Dr Voss-Fels said the findings might surprise some farmers and environmentalists.
“Quite a few people will be taken aback by just how tough modern wheat varieties proved to be, even in harsh growing conditions, such as drought, and using less chemical inputs.”
Dr Voss-Fels said the findings could have potentially important implications for raising the productivity of organic cropping systems. “It’s been widely assumed that the older wheat cultivars are more robust and resilient but it’s actually the modern cultivars that perform best in optimum and sub-optimum conditions.”
Wheat is the world’s most important food crop.
However, with global wheat yields reduced due to droughts in recent years and more climate risk anticipated in the future, the hardiness of modern wheat varieties is an issue of global significance.
The study is believed to provide the most detailed description of the consequences of intensive breeding and genetic selection for high grain yield and associated traits in European wheat over the past 50 years.
It was led by Professor Rod Snowdon of the Justus-Liebig-University Gießen (JLU), who is also an honorary Professor at UQ, in collaboration with seven other German universities.
The genetic analysis was undertaken at QAAFI under the leadership of Professor Ben Hayes.
The first part of the study involved testing 200 wheat varieties that have been essential to agriculture in Western Europe in the past 50 years.

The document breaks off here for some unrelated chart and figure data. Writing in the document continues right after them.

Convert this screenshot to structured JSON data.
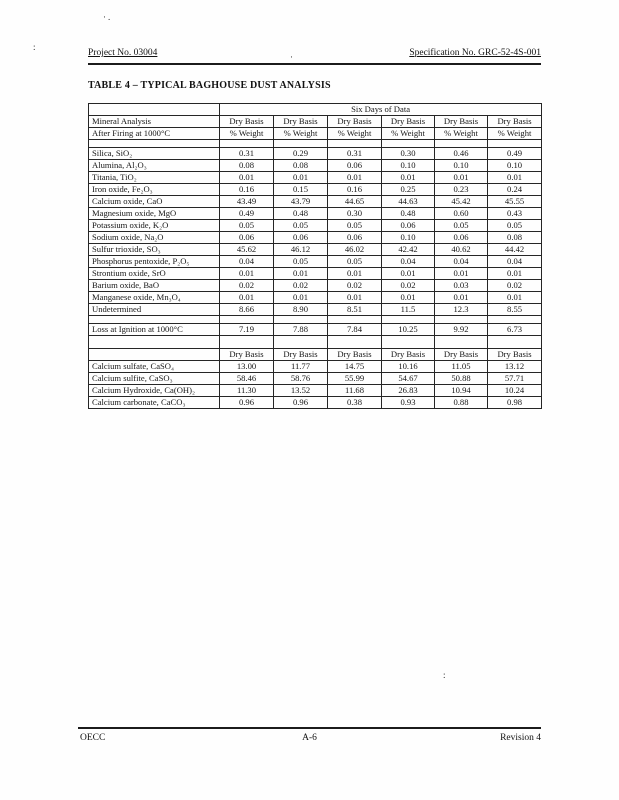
{
  "document": {
    "header": {
      "project": "Project No. 03004",
      "specification": "Specification No. GRC-52-4S-001"
    },
    "title": "TABLE 4 – TYPICAL BAGHOUSE DUST ANALYSIS",
    "footer": {
      "left": "OECC",
      "center": "A-6",
      "right": "Revision 4"
    }
  },
  "table": {
    "span_header": "Six Days of Data",
    "header_col1_line1": "Mineral Analysis",
    "header_col1_line2": "After Firing at 1000°C",
    "basis_label": "Dry Basis",
    "weight_label": "% Weight",
    "num_data_columns": 6,
    "mineral_rows": [
      {
        "label": "Silica, SiO₂",
        "values": [
          "0.31",
          "0.29",
          "0.31",
          "0.30",
          "0.46",
          "0.49"
        ]
      },
      {
        "label": "Alumina, Al₂O₃",
        "values": [
          "0.08",
          "0.08",
          "0.06",
          "0.10",
          "0.10",
          "0.10"
        ]
      },
      {
        "label": "Titania, TiO₂",
        "values": [
          "0.01",
          "0.01",
          "0.01",
          "0.01",
          "0.01",
          "0.01"
        ]
      },
      {
        "label": "Iron oxide, Fe₂O₃",
        "values": [
          "0.16",
          "0.15",
          "0.16",
          "0.25",
          "0.23",
          "0.24"
        ]
      },
      {
        "label": "Calcium oxide, CaO",
        "values": [
          "43.49",
          "43.79",
          "44.65",
          "44.63",
          "45.42",
          "45.55"
        ]
      },
      {
        "label": "Magnesium oxide, MgO",
        "values": [
          "0.49",
          "0.48",
          "0.30",
          "0.48",
          "0.60",
          "0.43"
        ]
      },
      {
        "label": "Potassium oxide, K₂O",
        "values": [
          "0.05",
          "0.05",
          "0.05",
          "0.06",
          "0.05",
          "0.05"
        ]
      },
      {
        "label": "Sodium oxide, Na₂O",
        "values": [
          "0.06",
          "0.06",
          "0.06",
          "0.10",
          "0.06",
          "0.08"
        ]
      },
      {
        "label": "Sulfur trioxide, SO₃",
        "values": [
          "45.62",
          "46.12",
          "46.02",
          "42.42",
          "40.62",
          "44.42"
        ]
      },
      {
        "label": "Phosphorus pentoxide, P₂O₅",
        "values": [
          "0.04",
          "0.05",
          "0.05",
          "0.04",
          "0.04",
          "0.04"
        ]
      },
      {
        "label": "Strontium oxide, SrO",
        "values": [
          "0.01",
          "0.01",
          "0.01",
          "0.01",
          "0.01",
          "0.01"
        ]
      },
      {
        "label": "Barium oxide, BaO",
        "values": [
          "0.02",
          "0.02",
          "0.02",
          "0.02",
          "0.03",
          "0.02"
        ]
      },
      {
        "label": "Manganese oxide, Mn₃O₄",
        "values": [
          "0.01",
          "0.01",
          "0.01",
          "0.01",
          "0.01",
          "0.01"
        ]
      },
      {
        "label": "Undetermined",
        "values": [
          "8.66",
          "8.90",
          "8.51",
          "11.5",
          "12.3",
          "8.55"
        ]
      }
    ],
    "loss_row": {
      "label": "Loss at Ignition at 1000°C",
      "values": [
        "7.19",
        "7.88",
        "7.84",
        "10.25",
        "9.92",
        "6.73"
      ]
    },
    "bottom_rows": [
      {
        "label": "Calcium sulfate, CaSO₄",
        "values": [
          "13.00",
          "11.77",
          "14.75",
          "10.16",
          "11.05",
          "13.12"
        ]
      },
      {
        "label": "Calcium sulfite, CaSO₃",
        "values": [
          "58.46",
          "58.76",
          "55.99",
          "54.67",
          "50.88",
          "57.71"
        ]
      },
      {
        "label": "Calcium Hydroxide, Ca(OH)₂",
        "values": [
          "11.30",
          "13.52",
          "11.68",
          "26.83",
          "10.94",
          "10.24"
        ]
      },
      {
        "label": "Calcium carbonate, CaCO₃",
        "values": [
          "0.96",
          "0.96",
          "0.38",
          "0.93",
          "0.88",
          "0.98"
        ]
      }
    ]
  }
}
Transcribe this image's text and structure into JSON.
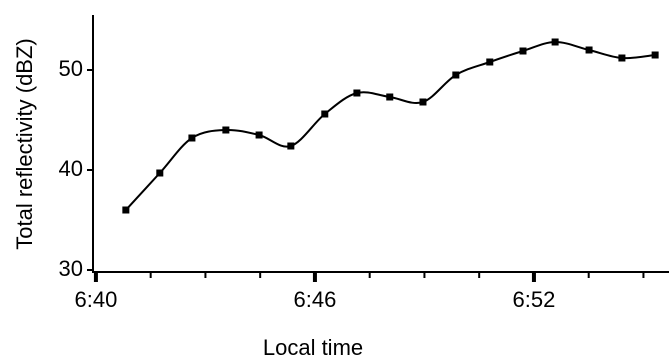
{
  "chart_data": {
    "type": "line",
    "x_label": "Local time",
    "y_label": "Total reflectivity (dBZ)",
    "x": [
      400.82,
      401.75,
      402.63,
      403.56,
      404.47,
      405.34,
      406.27,
      407.15,
      408.05,
      408.96,
      409.86,
      410.79,
      411.7,
      412.58,
      413.51,
      414.41,
      415.32
    ],
    "series": [
      {
        "color": "#000000",
        "values": [
          36.0,
          39.7,
          43.2,
          44.0,
          43.5,
          42.4,
          45.6,
          47.7,
          47.3,
          46.8,
          49.5,
          50.8,
          51.9,
          52.8,
          52.0,
          51.2,
          51.5
        ]
      }
    ],
    "smooth": true,
    "xlim": [
      399.92,
      415.7
    ],
    "xticks": [
      {
        "value": 400,
        "label": "6:40"
      },
      {
        "value": 406,
        "label": "6:46"
      },
      {
        "value": 412,
        "label": "6:52"
      }
    ],
    "xminor_ticks": [
      401.5,
      403,
      404.5,
      407.5,
      409,
      410.5,
      413.5,
      415
    ],
    "ylim": [
      29.8,
      55.5
    ],
    "yticks": [
      30,
      40,
      50
    ],
    "grid": false
  }
}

Performance was compared between those varieties in side-by-side field trials under high, medium and low chemical input conditions. The second part of the study was undertaken at QAAFI, to match the performance differences with the different varieties’ genetic make-up.
“This genetic information allows us to take the discovery to the next level,” Dr Voss-Fels says.
“We can use artificial intelligence (AI) algorithms to predict the optimal crosses needed to bring together the most favourable segments as fast as possible.”